横穴式石室について
出典: フリー百科事典『ウィキペディア(Wikipedia)』 (2020/05/17 14:24 UTC 版)
駄ノ塚古墳の埋葬施設は凝灰質の泥岩の切石で造られた、奥室、前室、羨道がある複室構造の横穴式石室である。石室は墳丘の南側に造られており、全長は7.76メートルで、石室の再奥部は墳丘中央よりも約15メートル南側にあり、横穴式石室の奥部が墳丘中央に達していない。これは山武地区では長大な横穴式石室を造る伝統がなかったことと、そもそも石室の材質である凝灰質の泥岩が強度的に弱く、長大な石室を造ることが困難であったためと考えられる。 石室の高さは約2メートルあり、幅は床面では1.3-1.5メートル、天井部になると0.7-0.8メートルと、持ち送り構造となっている。石室を造る際には石の裏側に粘土で裏込め作業を行い、石材によっては長方形の一辺を切り、その部分に石を組み合わせる切り組み手法を採用し、石室の天井石の間には石の間を埋めるためと石同士を密着させるために粘土が詰められるなど、石室の強度を強化する工夫が見られるが、それでも横穴式石室の築造時ないしは古墳の埋葬が行われている最中に奥室が崩壊を起こしたため、いったん墳丘を掘り下げて補修作業が行われたことが明らかになっている。 羨道の床面には粘土が敷かれ、前室と奥室の床面にはチョウセンハマグリを中心とした貝殻が敷かれていた。チョウセンハマグリは外洋性のハマグリであり、駄ノ塚古墳に近接する九十九里浜で採集されたものと考えられる。
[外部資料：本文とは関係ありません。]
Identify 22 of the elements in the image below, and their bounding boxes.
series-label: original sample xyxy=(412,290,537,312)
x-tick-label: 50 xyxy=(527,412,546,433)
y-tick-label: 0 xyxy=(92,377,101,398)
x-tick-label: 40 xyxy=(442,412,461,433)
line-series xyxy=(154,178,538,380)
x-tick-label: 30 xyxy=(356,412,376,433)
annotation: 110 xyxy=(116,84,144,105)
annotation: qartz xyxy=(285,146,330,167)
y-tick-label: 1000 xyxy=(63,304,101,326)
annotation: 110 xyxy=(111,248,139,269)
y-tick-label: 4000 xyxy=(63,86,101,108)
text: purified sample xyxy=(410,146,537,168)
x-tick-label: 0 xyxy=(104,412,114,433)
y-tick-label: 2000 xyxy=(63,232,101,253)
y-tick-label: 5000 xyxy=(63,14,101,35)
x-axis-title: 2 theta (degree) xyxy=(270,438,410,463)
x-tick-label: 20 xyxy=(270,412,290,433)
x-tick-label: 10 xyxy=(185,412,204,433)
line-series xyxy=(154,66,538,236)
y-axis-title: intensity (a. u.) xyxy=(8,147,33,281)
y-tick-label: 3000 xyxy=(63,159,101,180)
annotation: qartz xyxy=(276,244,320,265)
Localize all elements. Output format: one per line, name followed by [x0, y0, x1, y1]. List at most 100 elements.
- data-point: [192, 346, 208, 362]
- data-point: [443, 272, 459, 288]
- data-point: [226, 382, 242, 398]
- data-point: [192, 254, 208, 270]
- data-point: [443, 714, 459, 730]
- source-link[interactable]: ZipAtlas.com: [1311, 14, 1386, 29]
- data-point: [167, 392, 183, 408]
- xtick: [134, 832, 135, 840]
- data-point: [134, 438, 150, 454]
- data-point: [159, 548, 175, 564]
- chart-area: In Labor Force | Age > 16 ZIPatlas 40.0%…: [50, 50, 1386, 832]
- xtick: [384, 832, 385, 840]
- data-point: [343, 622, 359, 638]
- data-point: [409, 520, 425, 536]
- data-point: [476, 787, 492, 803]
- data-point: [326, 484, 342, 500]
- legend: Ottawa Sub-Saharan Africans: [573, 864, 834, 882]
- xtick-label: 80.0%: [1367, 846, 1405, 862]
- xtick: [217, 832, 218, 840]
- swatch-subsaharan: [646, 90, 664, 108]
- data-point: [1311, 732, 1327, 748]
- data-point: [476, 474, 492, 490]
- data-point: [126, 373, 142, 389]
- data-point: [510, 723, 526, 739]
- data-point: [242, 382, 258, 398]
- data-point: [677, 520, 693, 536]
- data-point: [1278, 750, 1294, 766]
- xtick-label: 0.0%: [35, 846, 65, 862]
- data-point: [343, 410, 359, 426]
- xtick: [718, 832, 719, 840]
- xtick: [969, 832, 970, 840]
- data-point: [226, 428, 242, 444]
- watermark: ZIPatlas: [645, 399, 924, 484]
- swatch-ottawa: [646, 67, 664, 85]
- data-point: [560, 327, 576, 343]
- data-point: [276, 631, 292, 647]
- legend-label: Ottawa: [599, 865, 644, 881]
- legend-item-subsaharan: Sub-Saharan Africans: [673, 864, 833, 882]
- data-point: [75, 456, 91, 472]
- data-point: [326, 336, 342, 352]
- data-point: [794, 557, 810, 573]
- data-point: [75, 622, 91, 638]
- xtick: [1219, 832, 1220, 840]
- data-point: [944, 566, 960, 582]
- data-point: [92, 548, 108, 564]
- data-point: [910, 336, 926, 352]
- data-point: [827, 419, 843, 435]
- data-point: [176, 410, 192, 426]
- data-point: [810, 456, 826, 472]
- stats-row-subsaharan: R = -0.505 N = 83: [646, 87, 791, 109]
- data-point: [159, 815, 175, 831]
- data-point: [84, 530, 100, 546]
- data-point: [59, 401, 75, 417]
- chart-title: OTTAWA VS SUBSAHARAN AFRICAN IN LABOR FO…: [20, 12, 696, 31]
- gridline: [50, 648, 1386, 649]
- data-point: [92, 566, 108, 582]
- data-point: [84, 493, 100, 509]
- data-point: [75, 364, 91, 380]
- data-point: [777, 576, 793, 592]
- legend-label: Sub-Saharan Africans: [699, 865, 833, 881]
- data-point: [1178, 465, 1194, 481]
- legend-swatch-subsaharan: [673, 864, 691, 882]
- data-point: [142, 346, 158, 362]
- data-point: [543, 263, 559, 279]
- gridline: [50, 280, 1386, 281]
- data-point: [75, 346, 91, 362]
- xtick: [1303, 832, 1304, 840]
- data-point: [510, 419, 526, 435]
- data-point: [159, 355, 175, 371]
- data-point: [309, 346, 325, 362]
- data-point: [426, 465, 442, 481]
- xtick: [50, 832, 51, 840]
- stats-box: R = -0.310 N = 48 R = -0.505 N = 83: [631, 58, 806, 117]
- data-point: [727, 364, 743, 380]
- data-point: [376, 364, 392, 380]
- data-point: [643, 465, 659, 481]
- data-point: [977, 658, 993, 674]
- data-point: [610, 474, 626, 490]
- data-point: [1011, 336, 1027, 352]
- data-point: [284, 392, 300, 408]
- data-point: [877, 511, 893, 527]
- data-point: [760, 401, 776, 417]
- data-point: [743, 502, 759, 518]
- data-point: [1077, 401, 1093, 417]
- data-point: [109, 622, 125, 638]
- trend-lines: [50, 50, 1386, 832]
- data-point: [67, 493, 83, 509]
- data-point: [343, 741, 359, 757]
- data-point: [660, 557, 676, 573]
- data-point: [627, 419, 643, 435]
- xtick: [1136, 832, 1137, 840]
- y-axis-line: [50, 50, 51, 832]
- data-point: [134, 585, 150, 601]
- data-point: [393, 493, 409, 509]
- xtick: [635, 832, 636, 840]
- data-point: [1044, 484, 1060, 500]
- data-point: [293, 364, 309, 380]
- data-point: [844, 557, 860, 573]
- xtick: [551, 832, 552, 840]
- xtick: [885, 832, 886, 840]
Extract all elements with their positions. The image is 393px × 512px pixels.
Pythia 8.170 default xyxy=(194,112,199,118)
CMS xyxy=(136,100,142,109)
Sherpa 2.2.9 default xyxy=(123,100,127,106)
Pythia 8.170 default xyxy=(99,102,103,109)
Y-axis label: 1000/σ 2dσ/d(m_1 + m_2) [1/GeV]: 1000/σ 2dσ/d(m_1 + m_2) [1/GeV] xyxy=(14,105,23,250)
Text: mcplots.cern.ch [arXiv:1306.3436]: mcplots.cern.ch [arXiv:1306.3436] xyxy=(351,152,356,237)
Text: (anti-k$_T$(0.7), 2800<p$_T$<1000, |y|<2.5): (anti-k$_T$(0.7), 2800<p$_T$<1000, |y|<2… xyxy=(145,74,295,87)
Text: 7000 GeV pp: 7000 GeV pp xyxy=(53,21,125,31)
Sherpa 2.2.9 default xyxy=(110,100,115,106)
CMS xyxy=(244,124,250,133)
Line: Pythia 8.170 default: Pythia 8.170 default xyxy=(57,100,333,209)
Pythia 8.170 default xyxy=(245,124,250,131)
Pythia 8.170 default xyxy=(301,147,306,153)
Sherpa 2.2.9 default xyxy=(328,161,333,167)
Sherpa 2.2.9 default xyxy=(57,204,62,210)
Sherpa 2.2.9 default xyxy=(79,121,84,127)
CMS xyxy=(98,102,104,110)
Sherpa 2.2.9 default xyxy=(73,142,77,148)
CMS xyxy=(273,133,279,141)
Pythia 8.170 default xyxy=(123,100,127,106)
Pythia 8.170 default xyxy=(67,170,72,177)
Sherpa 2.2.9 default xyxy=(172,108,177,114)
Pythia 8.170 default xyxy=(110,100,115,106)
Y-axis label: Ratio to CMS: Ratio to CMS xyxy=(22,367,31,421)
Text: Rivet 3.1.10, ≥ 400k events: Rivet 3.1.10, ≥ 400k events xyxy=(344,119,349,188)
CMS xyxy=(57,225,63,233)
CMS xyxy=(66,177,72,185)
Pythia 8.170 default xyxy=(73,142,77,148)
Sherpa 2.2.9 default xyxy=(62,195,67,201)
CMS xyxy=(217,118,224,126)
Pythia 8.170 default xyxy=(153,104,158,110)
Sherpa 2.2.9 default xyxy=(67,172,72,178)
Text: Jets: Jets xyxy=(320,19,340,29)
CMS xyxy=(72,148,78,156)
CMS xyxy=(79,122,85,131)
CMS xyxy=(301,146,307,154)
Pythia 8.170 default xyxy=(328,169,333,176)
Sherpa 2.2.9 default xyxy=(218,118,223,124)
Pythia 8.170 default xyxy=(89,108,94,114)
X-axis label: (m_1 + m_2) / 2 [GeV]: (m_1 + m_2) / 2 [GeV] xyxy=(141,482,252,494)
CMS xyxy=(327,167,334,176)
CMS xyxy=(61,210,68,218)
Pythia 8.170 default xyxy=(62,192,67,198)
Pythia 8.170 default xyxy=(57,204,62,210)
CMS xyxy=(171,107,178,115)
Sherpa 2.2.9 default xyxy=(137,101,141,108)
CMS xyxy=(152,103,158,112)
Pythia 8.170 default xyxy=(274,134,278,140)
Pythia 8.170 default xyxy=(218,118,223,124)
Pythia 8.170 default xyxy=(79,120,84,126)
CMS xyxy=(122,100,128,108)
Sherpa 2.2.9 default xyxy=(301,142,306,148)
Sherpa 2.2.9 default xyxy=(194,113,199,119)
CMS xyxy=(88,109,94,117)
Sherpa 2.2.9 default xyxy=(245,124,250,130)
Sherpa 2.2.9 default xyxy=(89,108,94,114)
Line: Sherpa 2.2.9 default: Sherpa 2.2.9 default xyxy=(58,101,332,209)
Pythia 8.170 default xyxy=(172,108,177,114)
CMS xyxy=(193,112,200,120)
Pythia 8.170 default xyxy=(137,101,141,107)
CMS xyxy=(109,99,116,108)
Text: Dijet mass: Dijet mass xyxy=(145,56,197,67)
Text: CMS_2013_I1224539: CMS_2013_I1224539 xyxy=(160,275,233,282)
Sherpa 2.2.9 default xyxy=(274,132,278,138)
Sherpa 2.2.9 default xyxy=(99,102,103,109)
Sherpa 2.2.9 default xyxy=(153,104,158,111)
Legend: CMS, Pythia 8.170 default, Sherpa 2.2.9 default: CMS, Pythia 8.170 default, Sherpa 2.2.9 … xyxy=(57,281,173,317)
房総半島の古墳の中には石室内に貝殻を敷く古墳があり、なぜ貝殻を敷いたのかは不明であるが、防湿のために敷いたとの仮説が唱えられている。 横穴式石室の羨道からは、石室の閉塞石が検出された。閉塞石の外側は土砂で塞がれていたが、発掘の結果、駄ノ塚古墳では追葬が複数回行われ、その都度閉塞石外側の土砂と閉塞石を取り除き、追葬終了後に埋め戻されていたことが明らかとなった。 駄ノ塚古墳は石室前庭部から検出された陶磁器片から、近世になって盗掘が行われたと考えられている。盗掘者は羨道上部に盗掘坑を設け、石室内に侵入しており、副葬品や被葬者の人骨は盗掘の結果その多くが散逸した。盗掘後の埋め戻しと盗掘の際の石室破壊の結果発生したと考えられる奥室の崩壊によって、駄ノ塚古墳の石室に大量の土砂が流入することになった。